Die Tage zwischen Weihnachten und Silvester gehören zu den ruhigsten im ganzen Jahr. Für manche ist dies die einzige Zeit, in der sie Computer und Handy einmal unbeachtet lassen und es genießen, ein paar Tage lang keine E-Mails zu lesen oder im Internet zu surfen. Für Sandra Feldbusch (34) und Björn Dieling (36) aus Wagenfurth hingegen ist das kein Ausnahmezustand, sondern Normalität: Sie haben zuhause nämlich seit drei Jahren gar kein Internet - und sind damit rund ums Jahr sehr glücklich.

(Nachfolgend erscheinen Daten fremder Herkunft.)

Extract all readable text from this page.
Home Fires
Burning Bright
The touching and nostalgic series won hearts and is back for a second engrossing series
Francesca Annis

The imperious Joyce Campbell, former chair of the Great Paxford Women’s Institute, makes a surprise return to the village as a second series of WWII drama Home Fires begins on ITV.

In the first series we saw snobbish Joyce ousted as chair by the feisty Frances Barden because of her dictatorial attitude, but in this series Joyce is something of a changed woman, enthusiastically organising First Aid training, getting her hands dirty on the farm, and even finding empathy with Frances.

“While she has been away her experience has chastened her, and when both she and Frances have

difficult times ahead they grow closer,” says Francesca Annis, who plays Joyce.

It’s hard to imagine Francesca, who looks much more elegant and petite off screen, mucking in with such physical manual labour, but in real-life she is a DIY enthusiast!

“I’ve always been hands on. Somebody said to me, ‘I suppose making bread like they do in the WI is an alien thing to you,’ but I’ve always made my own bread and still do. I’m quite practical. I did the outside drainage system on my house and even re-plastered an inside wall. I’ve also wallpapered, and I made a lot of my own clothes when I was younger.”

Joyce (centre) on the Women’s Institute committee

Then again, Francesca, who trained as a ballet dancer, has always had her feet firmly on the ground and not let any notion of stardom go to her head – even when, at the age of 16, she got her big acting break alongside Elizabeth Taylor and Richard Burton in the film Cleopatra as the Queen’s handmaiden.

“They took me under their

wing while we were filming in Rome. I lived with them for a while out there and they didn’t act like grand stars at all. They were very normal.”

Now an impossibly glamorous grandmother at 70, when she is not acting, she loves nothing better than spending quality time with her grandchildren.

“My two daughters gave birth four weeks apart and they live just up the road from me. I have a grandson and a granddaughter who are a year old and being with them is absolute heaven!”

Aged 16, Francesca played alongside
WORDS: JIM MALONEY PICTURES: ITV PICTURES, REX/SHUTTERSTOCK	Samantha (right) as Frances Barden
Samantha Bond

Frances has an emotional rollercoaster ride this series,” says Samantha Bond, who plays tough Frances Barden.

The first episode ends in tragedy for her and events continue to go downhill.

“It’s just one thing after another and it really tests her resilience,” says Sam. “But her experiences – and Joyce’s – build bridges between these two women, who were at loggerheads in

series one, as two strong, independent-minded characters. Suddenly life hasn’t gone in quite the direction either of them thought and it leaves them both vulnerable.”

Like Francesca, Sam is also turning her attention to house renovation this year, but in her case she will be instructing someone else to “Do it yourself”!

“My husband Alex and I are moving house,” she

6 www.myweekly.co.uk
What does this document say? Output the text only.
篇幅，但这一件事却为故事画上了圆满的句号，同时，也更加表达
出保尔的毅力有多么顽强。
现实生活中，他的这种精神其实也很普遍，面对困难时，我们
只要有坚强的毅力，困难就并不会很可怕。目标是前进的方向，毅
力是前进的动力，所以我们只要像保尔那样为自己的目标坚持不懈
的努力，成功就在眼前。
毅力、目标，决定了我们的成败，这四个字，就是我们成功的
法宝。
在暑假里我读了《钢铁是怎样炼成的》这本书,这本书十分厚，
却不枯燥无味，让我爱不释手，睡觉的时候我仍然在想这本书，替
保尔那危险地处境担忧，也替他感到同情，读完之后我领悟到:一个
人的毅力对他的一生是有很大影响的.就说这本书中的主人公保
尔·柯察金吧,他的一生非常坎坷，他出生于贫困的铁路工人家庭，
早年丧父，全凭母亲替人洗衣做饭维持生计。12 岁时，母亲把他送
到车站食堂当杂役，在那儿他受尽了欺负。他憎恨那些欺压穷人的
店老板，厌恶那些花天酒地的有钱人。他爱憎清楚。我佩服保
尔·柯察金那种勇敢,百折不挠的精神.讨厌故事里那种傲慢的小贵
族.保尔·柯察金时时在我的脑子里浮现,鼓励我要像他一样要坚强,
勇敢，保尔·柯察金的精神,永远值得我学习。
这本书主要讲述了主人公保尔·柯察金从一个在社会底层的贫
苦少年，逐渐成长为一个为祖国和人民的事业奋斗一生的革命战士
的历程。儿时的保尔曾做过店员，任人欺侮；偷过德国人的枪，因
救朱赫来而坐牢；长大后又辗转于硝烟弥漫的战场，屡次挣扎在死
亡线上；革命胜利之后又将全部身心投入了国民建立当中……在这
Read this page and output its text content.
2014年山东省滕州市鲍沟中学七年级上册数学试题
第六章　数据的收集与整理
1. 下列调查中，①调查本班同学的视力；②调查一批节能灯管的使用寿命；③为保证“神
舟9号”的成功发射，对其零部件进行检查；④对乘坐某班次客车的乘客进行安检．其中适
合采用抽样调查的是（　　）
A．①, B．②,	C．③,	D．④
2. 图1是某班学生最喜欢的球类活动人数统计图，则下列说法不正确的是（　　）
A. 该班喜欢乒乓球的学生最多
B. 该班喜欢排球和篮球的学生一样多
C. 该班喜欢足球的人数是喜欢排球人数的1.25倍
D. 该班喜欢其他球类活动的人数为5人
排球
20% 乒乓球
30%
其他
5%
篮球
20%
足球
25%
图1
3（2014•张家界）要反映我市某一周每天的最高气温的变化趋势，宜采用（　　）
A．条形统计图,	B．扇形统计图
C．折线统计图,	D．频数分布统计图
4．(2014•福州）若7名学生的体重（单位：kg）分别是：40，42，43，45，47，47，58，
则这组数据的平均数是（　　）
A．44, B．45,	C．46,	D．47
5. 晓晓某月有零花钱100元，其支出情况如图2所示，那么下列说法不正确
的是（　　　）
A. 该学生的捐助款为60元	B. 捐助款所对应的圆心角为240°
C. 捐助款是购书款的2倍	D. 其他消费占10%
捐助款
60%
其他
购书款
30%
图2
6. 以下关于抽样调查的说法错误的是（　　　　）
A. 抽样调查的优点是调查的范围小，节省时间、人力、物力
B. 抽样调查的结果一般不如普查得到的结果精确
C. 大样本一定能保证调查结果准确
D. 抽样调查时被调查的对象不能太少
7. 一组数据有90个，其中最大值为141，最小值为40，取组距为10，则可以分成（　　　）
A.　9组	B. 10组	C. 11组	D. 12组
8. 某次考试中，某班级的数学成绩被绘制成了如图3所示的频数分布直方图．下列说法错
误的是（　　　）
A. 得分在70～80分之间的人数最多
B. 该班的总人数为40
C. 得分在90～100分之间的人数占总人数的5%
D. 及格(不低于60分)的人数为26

„Alle tun so, als sei es existenziell wichtig, Internet zu haben“, sagt Sandra Feldbusch. „Aber früher sind die Menschen doch auch ohne klar gekommen.“

„Eigentlich braucht man das Internet zuhause nicht wirklich“, ist die 34-Jährige überzeugt. „Den Urlaub kann man im Reisebüro buchen, Telefonnummern im ganz normalen Telefonbuch nachschlagen.“ Viele würden Kochrezepte und ähnliches im Internet suchen - überflüssig, findet Feldbusch. „Wenn ich was wissen will, google ich nicht: Ich rufe Mutti an.“ Um auf dem neuesten Stand zu bleiben, brauche sie das Internet nicht: „Das Radio läuft bei uns den ganzen Tag, und am Wochenende kommt die Zeitung.“

Auch Björn Dieling vermisst den Internetanschluss zuhause nicht. Beruflich, räumt er ein, sehe das anders aus: „Ich bin in der Lkw-Branche tätig, da geht ohne Internet gar nichts.“ Aber: „Ich nutze den Computer ja schon während der Arbeit, da habe ich in der Freizeit dann keine Lust mehr dazu.“ Dass er das Internet privat nicht nutzt, hat aus seiner Sicht einen großen Vorteil: Schutz vor Datenklau.

Auch ein Smartphone, auf dem man bequem surfen oder E-Mails abrufen könnte, besitzen Feldbusch und Dieling nicht - und sind froh darüber. „Ein Smartphone wäre mir viel zu klobig“, sagt Björn Dieling, und Sandra Feldbusch stellt fest: „Wenn Sie irgendwo sind und alle starren nur auf ihr Handy - was ist denn das für eine Kommunikation?“ Da müsse man sich doch fragen, was wichtiger sei: das Telefon oder die Freunde.

„Manche Leute sind schon geschockt, wenn sie hören, dass wir kein Internet haben“, sagt Feldbusch. Aber die meisten hätten sich inzwischen daran gewöhnt - und sich auch an die Situation angepasst. So werden Informationen aus dem Ortsbeirat, in dem Sandra Feldbusch Mitglied ist, normalerweise per E-Mail verschickt. „Aber ich werde angerufen“, sagt sie. Sie habe zwar noch eine E-Mail-Adresse - aber die habe sie seit Jahren nicht mehr abgerufen.

Auf den Rest der Familie hat die Internet-Abstinenz allerdings nicht abgefärbt: Ihre Mutter mache viel im Internet, erzählt Sandra Feldbusch, und ihr 15-jähriger Sohn gehe dann eben zur Oma, wenn er surfen wolle oder nutze sein Smartphone dafür. Eine völlig internetfreie Zone zu schaffen - das ist heutzutage eben doch schwierig.